KentuckyOne Health's emergency departments had a door-to-doctor time of 46 minutes on average for 12 months before the 30-minute pledge began. In March, the system's emergency departments had cut the door-to-doctor time to an average of 25 minutes, according to data from the system. KentuckyOne Health has cut its door-to-discharge time in the emergency department for patients not admitted to 148 minutes from 189 minutes.
KentuckyOne Health did a soft launch at Sts. Mary and Elizabeth Hospital in Louisville in February 2016 after the hospital completed a $9 million emergency room redesign that facilitated the split path emergency room model, said Shelley Neal Shaughnessy, KentuckyOne Health's president of ambulatory services.
KentuckyOne Health rolled out the new patient flow processes at 14 of its other emergency departments from April to July of last year.
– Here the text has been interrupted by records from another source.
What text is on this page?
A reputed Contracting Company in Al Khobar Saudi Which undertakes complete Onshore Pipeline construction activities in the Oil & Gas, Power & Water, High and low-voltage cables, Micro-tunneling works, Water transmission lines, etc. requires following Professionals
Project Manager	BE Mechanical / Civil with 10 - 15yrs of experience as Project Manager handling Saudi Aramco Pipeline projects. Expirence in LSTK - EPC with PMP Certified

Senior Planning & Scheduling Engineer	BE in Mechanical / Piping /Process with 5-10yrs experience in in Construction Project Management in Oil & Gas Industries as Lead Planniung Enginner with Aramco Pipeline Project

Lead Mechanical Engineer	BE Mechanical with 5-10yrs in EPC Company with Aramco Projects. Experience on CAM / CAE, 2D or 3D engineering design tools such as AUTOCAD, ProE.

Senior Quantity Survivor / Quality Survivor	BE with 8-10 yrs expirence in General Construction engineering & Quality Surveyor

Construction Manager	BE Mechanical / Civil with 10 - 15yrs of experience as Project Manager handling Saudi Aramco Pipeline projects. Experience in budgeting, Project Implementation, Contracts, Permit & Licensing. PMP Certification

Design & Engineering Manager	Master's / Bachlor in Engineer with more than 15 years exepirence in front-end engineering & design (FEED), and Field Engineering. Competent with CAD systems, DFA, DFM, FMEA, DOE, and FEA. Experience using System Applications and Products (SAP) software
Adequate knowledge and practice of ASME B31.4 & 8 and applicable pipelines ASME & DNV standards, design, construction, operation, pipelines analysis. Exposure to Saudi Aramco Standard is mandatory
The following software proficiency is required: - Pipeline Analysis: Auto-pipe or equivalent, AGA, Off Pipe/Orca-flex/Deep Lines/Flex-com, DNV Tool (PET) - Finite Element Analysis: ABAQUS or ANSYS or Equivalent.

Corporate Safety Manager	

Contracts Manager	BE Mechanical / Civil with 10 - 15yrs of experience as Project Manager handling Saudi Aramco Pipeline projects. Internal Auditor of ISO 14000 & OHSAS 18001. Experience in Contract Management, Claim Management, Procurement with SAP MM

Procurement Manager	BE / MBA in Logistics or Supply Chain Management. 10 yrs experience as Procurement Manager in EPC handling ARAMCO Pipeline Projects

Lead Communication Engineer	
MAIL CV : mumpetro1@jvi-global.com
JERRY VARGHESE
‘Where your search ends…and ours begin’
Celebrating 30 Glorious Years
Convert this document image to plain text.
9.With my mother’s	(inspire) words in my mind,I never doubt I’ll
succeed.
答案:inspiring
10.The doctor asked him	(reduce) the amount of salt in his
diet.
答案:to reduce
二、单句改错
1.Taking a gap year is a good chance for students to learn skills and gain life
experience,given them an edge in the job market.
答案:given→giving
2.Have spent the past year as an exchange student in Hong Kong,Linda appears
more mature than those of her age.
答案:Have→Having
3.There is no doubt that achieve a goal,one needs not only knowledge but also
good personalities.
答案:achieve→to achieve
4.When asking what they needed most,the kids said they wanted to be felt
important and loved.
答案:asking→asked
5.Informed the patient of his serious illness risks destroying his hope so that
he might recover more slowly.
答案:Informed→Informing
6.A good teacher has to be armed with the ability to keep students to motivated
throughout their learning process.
Those departments got some additional patient care equipment, but did not undergo significant physical redesign. Over four days at each site, emergency department staff learned how to route patients along the two care paths, based on the refinements made at Sts. Mary and Elizabeth Hospital.
(KentuckyOne Health is divesting Sts. Mary and Elizabeth Hospital and several of the other 14 sites. The patient flow changes also were implemented at the University of Louisville Hospital, which KentuckyOne Health no longer manages.)
KentuckyOne Health compared data from the legacy single stream patient flow model to the split flow model to confirm the switch was yielding better results, said Shaughnessy. She said in most cases the system is seeing improvements in the time it takes to see a doctor over the baseline data. Site governance teams at each hospital make sure the new processes that are shortening the length of stay are in sustained use.
— BETSY TAYLOR
Patient demand strains ERs
The American Hospital Association says there were 112.6 million emergency department visits in 2014. That's about 23.7 million visits more than in 2004. The American College of Emergency Physicians, a professional society, also says there has been a sharp rise in the numbers of emergency patients in recent years. The organization says that's because:
- More patients are relying on fewer emergency departments nationally.
- There are shortages of office-based doctors, including primary care physicians, which can make it difficult for patients to access timely medical appointments.
- Other factors include an aging population and fewer inpatient beds than in years past.